Therapeutic jurisprudence is a relatively new phenomenon. In the early days of law, attitudes were very different and efforts were focused primarily on what was wrong with various sorts of testimony. While there were good reasons for that early emphasis, an exclusive focus on what is wrong, rather than also looking at what is right and how these aspects could be further developed, is seriously shortsighted. Therapeutic jurisprudence focuses attention on this previously under-appreciated aspect, encouraging us to look very hard for promising developments, and to borrow from the behavioural science literature, even when this literature has nothing obviously to do with the law. It encourages people to think creatively about how promising developments from other fields might be brought into the legal system.

Recently, as a result of this multidisciplinary approach, certain kinds of rehabilitative programmes have begun to emerge that look rather promising. One type of cognitive behavioural treatment encourages offenders to prepare relapse prevention plans which require them to think through the chain of events that lead to criminality. These reasoning and rehabilitation-type programmes teach offenders cognitive self-change, to stop and think and figure out consequences, to anticipate high-risk situations, and to learn to avoid or cope with them. These programmes, so far, seem to be reasonably successful.

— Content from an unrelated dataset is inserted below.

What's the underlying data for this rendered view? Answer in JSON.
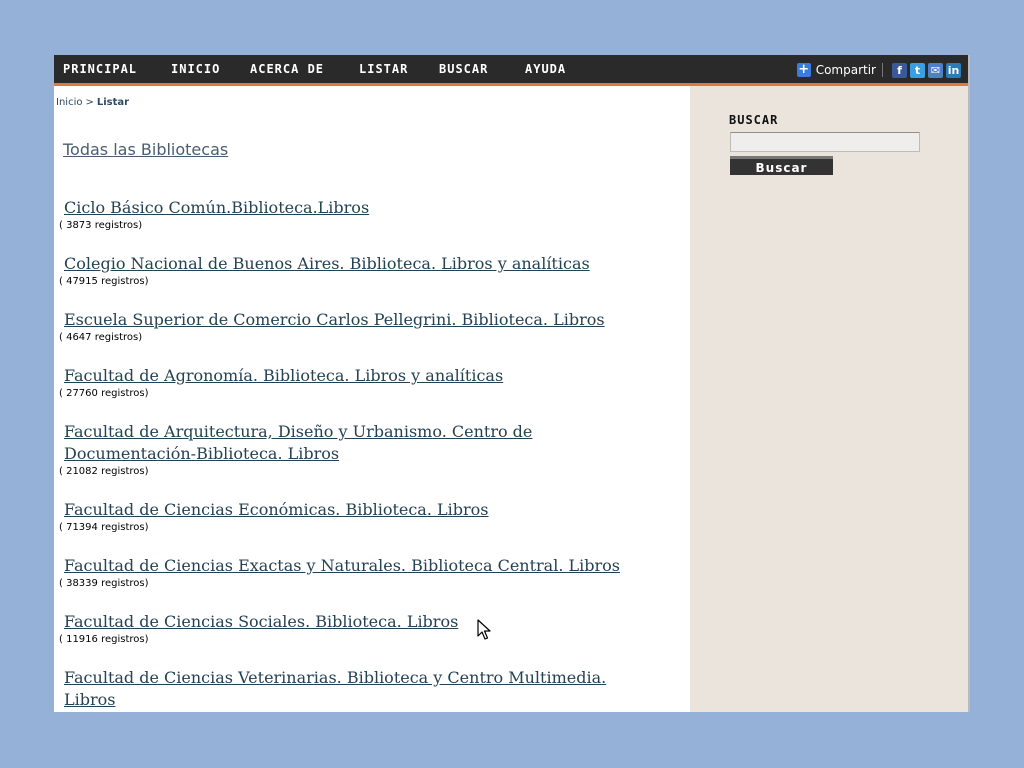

From a therapeutic jurisprudence standpoint, the question is how these programmes might be brought into the law. In one obvious sense, these problem-solving, reasoning and rehabilitation-type programmes can be made widely available in correctional and community settings. A way of linking them even more to the law, of course, would be to make them part of the legal process itself. The suggestion here is that if a judge or parole board becomes familiar with these techniques and is about to consider someone for probation, the judge might say, I'm going to consider you but I want you to come up with a preliminary relapse prevention plan that we will use as a basis for discussion. I want you to figure out why I should grant you probation and why I should be comfortable that you're going to succeed. In order for me to feel comfortable, I need to know what you regard -to be high-risk situations and how you're going to avoid them or cope with them.'

If that approach is followed, courts will be promoting cognitive self-change as part and parcel of the sentencing process itself. The process may operate this way; an offender would make a statement like 'I realise I mess up on Friday nights; therefore, I propose that I will stay at home on Friday nights.' Suddenly, it is not a judge imposing something on the offender. It's something that the offender has come up with him or herself, so he or she should think it is fair. If a person has a voice in his rehabilitation, then he is more likely to feel a commitment to it, and with that commitment, presumably, compliance will increase dramatically.